Details
-
Bug
-
Status: Resolved
-
Major
-
Resolution: Fixed
-
jtsk_2.1, River_2.1.1
-
None
Description
The method
net.jini.lookup.ServiceDiscoveryManager$DiscMgrListener.discarded(DiscoveryEvent)
has the following code that throws a RuntimeException (the code comment suggests that it is supposed to be impossible, but it's not).
ProxyReg reg = findReg(proxys[i]);
if(reg != null )
else
{ throw new RuntimeException("discard error"); }//endif
Our QA does failover testing with two servers, each with a Reggie, where we deliberately crash and reboot server 1 then server 2 every 30 minutes continuously. In one case, we hit that RuntimeException. I don't know why we got a null reg (that's a problem for another defect, maybe an undiagnosed race of two discards put on a task queue? Maybe related to RIVER-37?). But it caused a catastrophic chain of events because the RuntimeException is not caught anywhere up the stack. In our case, it killed the LookupLocatorDiscovery$Notifier thread.

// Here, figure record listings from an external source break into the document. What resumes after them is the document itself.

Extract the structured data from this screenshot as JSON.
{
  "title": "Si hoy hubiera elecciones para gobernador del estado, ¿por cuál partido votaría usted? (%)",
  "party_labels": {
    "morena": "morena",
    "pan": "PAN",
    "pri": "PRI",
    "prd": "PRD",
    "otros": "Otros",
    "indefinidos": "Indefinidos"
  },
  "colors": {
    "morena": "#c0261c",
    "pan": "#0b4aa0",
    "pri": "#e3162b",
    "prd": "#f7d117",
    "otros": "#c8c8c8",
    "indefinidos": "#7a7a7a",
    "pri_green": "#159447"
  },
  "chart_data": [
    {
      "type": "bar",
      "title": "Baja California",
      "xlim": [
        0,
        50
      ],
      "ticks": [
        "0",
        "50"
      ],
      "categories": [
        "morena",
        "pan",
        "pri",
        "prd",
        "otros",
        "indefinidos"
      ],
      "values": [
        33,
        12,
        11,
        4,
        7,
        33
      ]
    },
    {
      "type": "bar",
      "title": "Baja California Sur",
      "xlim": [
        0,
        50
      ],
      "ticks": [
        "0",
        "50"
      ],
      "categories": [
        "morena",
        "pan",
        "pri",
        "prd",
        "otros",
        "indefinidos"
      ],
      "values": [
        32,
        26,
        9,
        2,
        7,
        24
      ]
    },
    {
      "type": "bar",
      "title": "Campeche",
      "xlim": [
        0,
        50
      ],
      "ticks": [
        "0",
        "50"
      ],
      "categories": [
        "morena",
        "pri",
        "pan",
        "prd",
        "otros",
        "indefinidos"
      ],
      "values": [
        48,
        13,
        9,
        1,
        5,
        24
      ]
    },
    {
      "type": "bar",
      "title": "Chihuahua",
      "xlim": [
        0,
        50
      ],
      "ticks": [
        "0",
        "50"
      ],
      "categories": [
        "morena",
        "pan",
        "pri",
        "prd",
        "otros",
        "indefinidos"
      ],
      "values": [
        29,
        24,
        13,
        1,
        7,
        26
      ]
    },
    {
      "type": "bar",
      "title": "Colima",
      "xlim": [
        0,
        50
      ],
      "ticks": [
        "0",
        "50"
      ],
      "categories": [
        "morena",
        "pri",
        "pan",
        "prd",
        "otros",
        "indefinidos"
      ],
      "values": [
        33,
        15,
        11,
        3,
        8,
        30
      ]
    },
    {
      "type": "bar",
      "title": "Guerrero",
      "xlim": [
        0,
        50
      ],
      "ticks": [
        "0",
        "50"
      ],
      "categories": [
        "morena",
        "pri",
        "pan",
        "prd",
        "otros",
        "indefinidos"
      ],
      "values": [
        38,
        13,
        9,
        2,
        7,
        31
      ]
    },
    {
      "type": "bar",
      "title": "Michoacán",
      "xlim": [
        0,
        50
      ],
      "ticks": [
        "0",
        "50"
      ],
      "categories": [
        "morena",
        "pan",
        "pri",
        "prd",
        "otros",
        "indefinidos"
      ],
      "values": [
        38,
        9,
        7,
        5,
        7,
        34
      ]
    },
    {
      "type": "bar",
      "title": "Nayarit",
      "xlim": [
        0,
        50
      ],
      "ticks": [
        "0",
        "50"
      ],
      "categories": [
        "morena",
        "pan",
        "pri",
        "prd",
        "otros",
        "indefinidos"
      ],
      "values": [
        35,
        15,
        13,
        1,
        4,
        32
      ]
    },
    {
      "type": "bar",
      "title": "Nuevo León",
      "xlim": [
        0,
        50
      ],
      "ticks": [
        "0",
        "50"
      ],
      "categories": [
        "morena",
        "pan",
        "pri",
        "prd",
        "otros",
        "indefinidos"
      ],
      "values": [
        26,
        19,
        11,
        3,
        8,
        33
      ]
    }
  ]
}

java.lang.RuntimeException: discard error
at net.jini.lookup.ServiceDiscoveryManager$DiscMgrListener.discarded(2639)
at net.jini.discovery.LookupDiscoveryManager.notifyListener(1375)
at net.jini.discovery.LookupDiscoveryManager.notifyListener(1356)
at net.jini.discovery.LookupDiscoveryManager.access$500(92)
at net.jini.discovery.LookupDiscoveryManager$LocatorDiscoveryListener.discarded(543)
at net.jini.discovery.LookupLocatorDiscovery$Notifier.run(650)
I propose three changes:
1) change the discarded() method above to simply warn instead of throwing
2) put a try/catch(Throwable) around the listener invocation in
LookupLocatorDiscovery$Notifier.run()
3) put a similar try/catch around listener invocation in LookupDiscoveryManager.notifyListener
The idea behind #2 and #3 is that misbehaving listeners should not be allowed to derail the discovery process.